On 13 December last year, the Council created facts through a partial alignment and it also agreed upon a number of key aspects in the proposed legislation. It is now up to European Parliament to take a closer look at the dossier. The deliberations in the responsible legal committee (JURI) have not yet begun. However, a new rapporteur has been appointed: Emil Radev, from the European People's Party (EPP) in Bulgaria, is responsible for the dossier.

Social contributions have been earmarked

DSV is looking forward to the committee's deliberations. It proposed creating an exception for social insurance during the last legislative period. This is intended to exclude the social insurance institutions from the possibility of filing an action for annulment. The aim is to prevent social security contributions that have already been paid from being reclaimed by the insolvency administrators so that they can be added to the insolvency estate. The social insurance funds' argument is: These funds are earmarked and must be available for social welfare tasks. They are not there to settle the payment problems of commercial enterprises or claims from their business partners.

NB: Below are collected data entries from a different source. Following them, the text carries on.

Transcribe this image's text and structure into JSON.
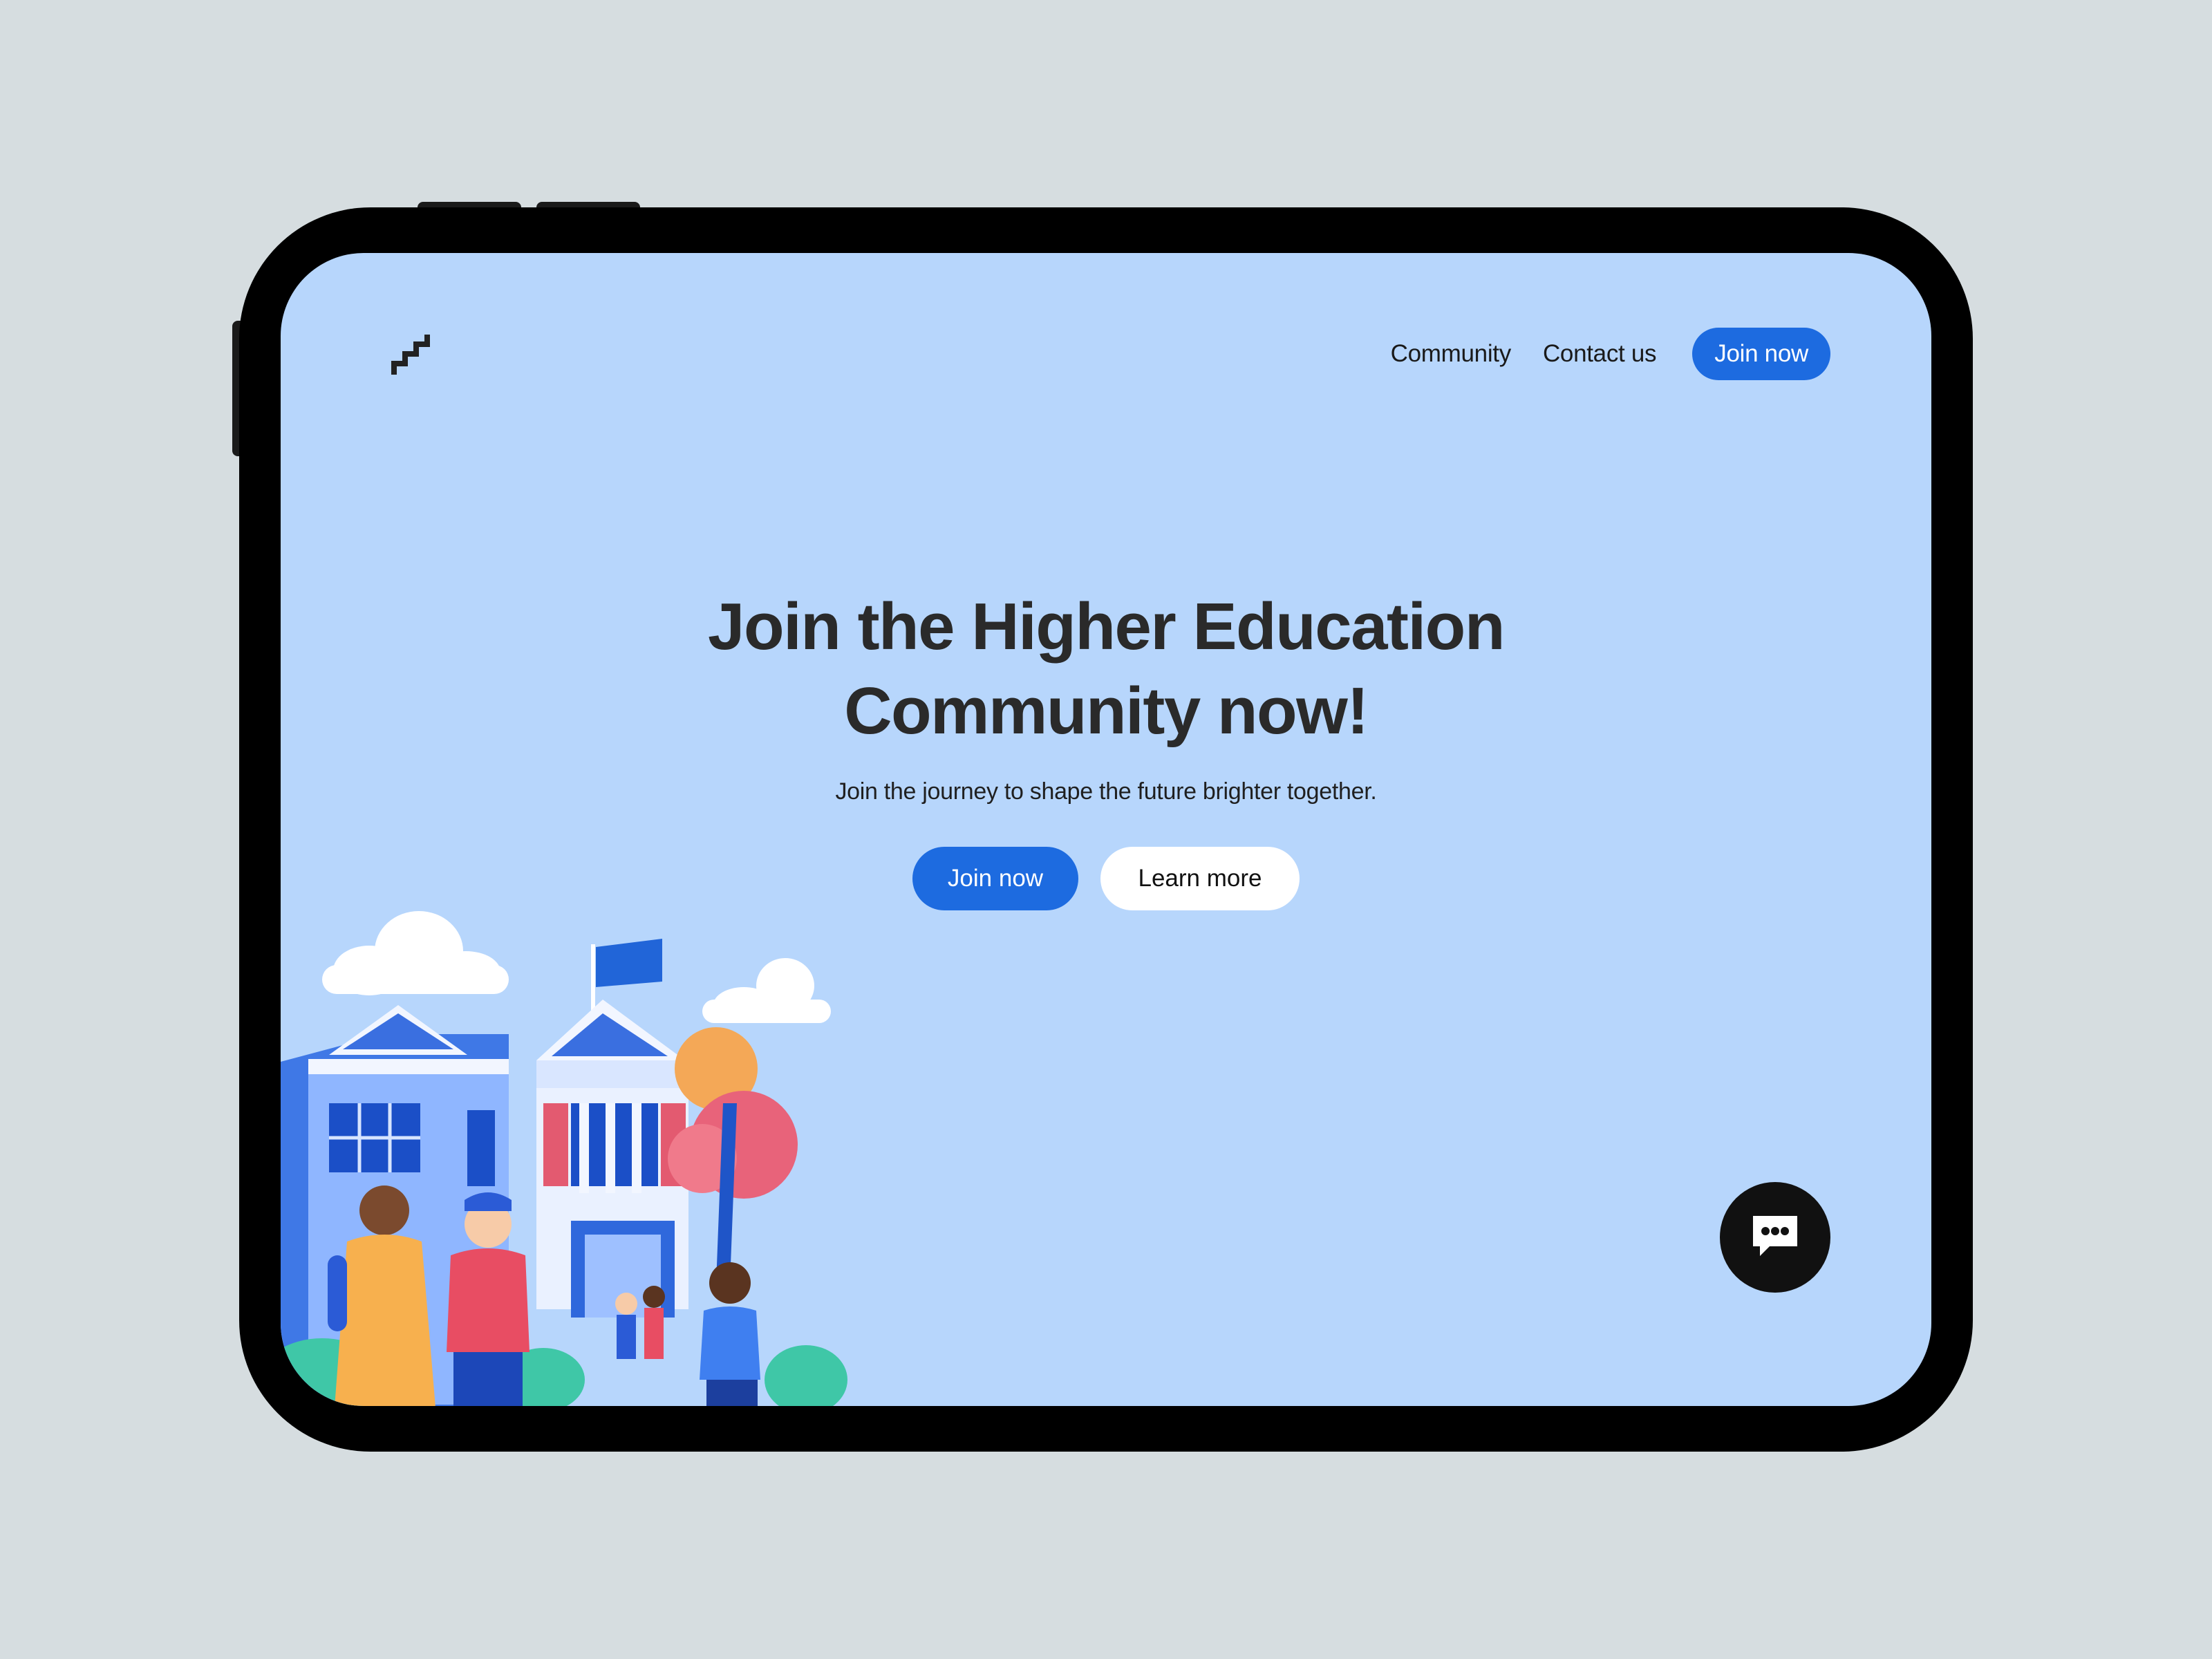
{
  "colors": {
    "background": "#d6dde0",
    "screen": "#b7d6fc",
    "accent": "#1d6be0",
    "text": "#2a2a2a"
  },
  "header": {
    "logo_icon": "stairs-logo-icon",
    "nav": {
      "community": "Community",
      "contact": "Contact us",
      "join": "Join now"
    }
  },
  "hero": {
    "title_line1": "Join the Higher Education",
    "title_line2": "Community now!",
    "subtitle": "Join the journey to shape the future brighter together.",
    "primary_cta": "Join now",
    "secondary_cta": "Learn more"
  },
  "illustration": {
    "icon": "campus-students-illustration"
  },
  "chat": {
    "icon": "chat-bubble-icon"
  }
}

Insolvency proceedings would delete contribution funds

The current situation is easy to describe. Outstanding social security contribution claims lodged by the social security funds against insolvent companies must be paid from the insolvency estate. Contributions already paid prior to the opening of the insolvency proceedings that were contested during the so-called "suspicious period", must then be refunded retroactively and added to the insolvency estate. The coverage ratio for outstanding premium claims recently averaged just over six per cent in Germany. Whereas 100 per cent of the amounts paid by the insolvency administrators can be reclaimed, only a fraction of the claims lodged by the social insurance institutions are paid from the insolvency estate. Around 94 per cent of the funds are lost to the social security funds as they are used to service third-party claims.

Insured people are additionally burdened

There is a second side to the problem: Benefits are provided by the health insurance funds or the employers' liability insurance associations during the suspicion period. Pension insurance entitlements also arise. These benefits are not offset by contribution payments. They are "solidarised", which means that these benefits are financed by the solidarity communities, i.e. the insured. As right as it is to guarantee the social protection of the employees involved, it is not appropriate for the solidarity communities to have to shoulder the loss of contributions due to insolvency.

Solving the fairness problem

DSV hopes that the parliamentarians in the JURI will recognise this problem and give their negotiators a mandate at the end of their opinion-forming process to fight for more fairness in this area in the trialogue. The Council has already made it clear in its partial statement released on 13 December last year that it will not touch this hot potato.